Julius Baer, which operates in a number of jurisdictions, said the MBO was part of a process to simplify its portfolio of businesses.
Julius Baer, which is slimming down its range of businesses, said last week that it is spinning off Fransad, a Swiss wealth management group, via a management buyout.
The transaction was carried out on 1 June, Zurich-listed Julius Baer said in a statement.
While, as a result of the transaction, Fransad will no longer belong to the Julius Baer Group, both parties will maintain a partnership going beyond traditional custodian services, it said.
Founded in 2010 in Geneva, Fransad manages around SFr1.5 billion ($1.45 billion) of assets. The company has partnership agreements with several Swiss and international custodian banks and offers wealth management solutions tailored to the needs of high net worth individuals and entrepreneurs.
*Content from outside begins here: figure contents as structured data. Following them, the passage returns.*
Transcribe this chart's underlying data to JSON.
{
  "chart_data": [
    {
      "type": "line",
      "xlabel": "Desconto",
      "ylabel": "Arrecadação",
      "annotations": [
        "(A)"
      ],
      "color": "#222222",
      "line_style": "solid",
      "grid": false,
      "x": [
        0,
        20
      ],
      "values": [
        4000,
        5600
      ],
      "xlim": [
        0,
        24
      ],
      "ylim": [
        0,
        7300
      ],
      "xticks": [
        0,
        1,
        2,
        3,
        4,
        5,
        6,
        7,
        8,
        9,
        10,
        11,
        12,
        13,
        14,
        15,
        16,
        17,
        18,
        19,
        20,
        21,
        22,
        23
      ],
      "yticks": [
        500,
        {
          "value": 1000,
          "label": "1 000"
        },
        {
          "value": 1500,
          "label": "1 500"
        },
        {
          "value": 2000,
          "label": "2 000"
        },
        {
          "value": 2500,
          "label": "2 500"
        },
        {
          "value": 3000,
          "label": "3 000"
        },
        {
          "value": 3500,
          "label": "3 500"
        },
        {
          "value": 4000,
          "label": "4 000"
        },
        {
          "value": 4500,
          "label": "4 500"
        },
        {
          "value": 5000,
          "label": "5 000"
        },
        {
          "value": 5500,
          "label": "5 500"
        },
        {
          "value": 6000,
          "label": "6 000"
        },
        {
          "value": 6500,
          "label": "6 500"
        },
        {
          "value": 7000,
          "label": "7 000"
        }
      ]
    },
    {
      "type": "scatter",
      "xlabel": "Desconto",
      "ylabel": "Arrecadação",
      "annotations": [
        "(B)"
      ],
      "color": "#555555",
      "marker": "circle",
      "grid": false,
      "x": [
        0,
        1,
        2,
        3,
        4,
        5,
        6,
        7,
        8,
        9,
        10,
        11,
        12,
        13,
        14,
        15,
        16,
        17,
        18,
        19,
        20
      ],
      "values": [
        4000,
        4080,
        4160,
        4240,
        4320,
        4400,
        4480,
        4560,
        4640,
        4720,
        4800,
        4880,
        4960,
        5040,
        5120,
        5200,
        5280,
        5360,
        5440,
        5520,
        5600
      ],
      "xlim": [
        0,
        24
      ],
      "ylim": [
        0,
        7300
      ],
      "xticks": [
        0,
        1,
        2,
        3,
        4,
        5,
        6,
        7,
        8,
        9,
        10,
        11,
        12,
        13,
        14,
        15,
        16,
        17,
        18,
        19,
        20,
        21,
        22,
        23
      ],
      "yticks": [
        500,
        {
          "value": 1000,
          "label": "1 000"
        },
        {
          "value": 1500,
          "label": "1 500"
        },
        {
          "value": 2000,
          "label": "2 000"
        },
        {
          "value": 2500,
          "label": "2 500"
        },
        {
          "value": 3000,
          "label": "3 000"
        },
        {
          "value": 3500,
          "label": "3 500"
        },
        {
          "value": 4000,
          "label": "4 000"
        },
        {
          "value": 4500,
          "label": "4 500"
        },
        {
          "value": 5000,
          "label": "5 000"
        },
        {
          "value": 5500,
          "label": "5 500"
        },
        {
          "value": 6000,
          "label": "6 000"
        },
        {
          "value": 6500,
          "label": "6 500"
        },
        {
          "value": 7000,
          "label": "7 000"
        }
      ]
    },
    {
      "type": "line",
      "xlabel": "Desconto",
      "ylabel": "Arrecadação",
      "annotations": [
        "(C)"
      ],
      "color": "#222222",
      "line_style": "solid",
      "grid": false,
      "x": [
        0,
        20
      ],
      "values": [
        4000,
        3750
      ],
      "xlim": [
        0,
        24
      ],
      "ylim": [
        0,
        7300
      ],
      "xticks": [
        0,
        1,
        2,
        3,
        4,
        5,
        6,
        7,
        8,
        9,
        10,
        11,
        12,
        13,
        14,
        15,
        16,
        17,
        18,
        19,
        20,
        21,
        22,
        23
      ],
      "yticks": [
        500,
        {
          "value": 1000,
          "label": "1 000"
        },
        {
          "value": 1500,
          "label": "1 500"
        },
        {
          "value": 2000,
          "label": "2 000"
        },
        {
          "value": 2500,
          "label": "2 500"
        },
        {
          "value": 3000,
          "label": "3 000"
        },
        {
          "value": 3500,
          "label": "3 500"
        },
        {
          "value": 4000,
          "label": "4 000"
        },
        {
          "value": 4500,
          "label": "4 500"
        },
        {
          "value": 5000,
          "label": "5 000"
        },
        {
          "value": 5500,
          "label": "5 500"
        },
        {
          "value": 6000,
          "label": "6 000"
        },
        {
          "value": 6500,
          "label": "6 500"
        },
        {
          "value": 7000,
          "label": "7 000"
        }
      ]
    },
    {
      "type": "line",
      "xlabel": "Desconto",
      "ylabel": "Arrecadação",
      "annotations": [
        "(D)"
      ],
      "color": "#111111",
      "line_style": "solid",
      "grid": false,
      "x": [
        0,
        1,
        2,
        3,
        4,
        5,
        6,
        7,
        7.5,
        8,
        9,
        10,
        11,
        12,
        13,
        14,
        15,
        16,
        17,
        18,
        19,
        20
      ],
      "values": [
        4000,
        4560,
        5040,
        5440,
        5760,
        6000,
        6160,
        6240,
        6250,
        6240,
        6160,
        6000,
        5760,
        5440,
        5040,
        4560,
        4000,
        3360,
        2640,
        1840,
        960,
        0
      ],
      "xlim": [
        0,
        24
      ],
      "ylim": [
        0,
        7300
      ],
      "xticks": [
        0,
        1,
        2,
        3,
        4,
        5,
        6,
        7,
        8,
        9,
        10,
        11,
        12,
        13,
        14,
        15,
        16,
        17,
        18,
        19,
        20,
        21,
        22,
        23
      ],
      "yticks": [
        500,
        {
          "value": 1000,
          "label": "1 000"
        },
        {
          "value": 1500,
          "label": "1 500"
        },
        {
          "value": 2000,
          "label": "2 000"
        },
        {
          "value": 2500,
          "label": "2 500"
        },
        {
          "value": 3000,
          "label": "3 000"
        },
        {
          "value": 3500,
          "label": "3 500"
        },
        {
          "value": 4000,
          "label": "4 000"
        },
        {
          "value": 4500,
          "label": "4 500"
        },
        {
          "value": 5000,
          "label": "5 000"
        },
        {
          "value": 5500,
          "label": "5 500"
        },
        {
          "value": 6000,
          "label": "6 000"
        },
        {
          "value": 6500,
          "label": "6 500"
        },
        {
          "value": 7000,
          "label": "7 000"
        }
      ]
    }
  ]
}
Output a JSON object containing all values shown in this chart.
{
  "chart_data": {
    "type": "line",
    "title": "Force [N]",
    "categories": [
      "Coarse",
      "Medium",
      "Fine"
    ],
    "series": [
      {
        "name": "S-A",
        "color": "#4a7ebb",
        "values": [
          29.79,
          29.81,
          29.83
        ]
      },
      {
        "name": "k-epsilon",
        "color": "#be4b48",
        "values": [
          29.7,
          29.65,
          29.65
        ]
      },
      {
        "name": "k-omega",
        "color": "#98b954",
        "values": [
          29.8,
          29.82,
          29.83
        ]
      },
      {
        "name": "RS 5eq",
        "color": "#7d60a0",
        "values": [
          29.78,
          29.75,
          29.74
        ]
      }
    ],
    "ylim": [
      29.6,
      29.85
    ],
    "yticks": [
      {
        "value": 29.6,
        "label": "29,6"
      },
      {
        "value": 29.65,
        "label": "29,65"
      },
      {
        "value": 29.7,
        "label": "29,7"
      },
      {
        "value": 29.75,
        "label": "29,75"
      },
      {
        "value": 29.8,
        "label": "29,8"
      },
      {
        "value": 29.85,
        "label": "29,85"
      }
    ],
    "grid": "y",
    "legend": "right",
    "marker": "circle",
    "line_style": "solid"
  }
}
It employs around 20 people, including 10 relationship managers.
In May, the bank said it is targeting gross cost savings of SFr120 million by 2025 by “streamlining” its geographic footprint and market coverage as well as by using technology and “agile” working methods.
It wants to focus more on discretionary mandate penetration to win more recurring income – a sign of how such firms aim for stickier sources of earnings, particularly in volatile economic conditions.
Over 2023 to 2025, Julius Baer predicts added investment into technology of about SFr400 million in total. The cost increase this involves will partly offset the targeted cost savings of SFr120 million previously mentioned.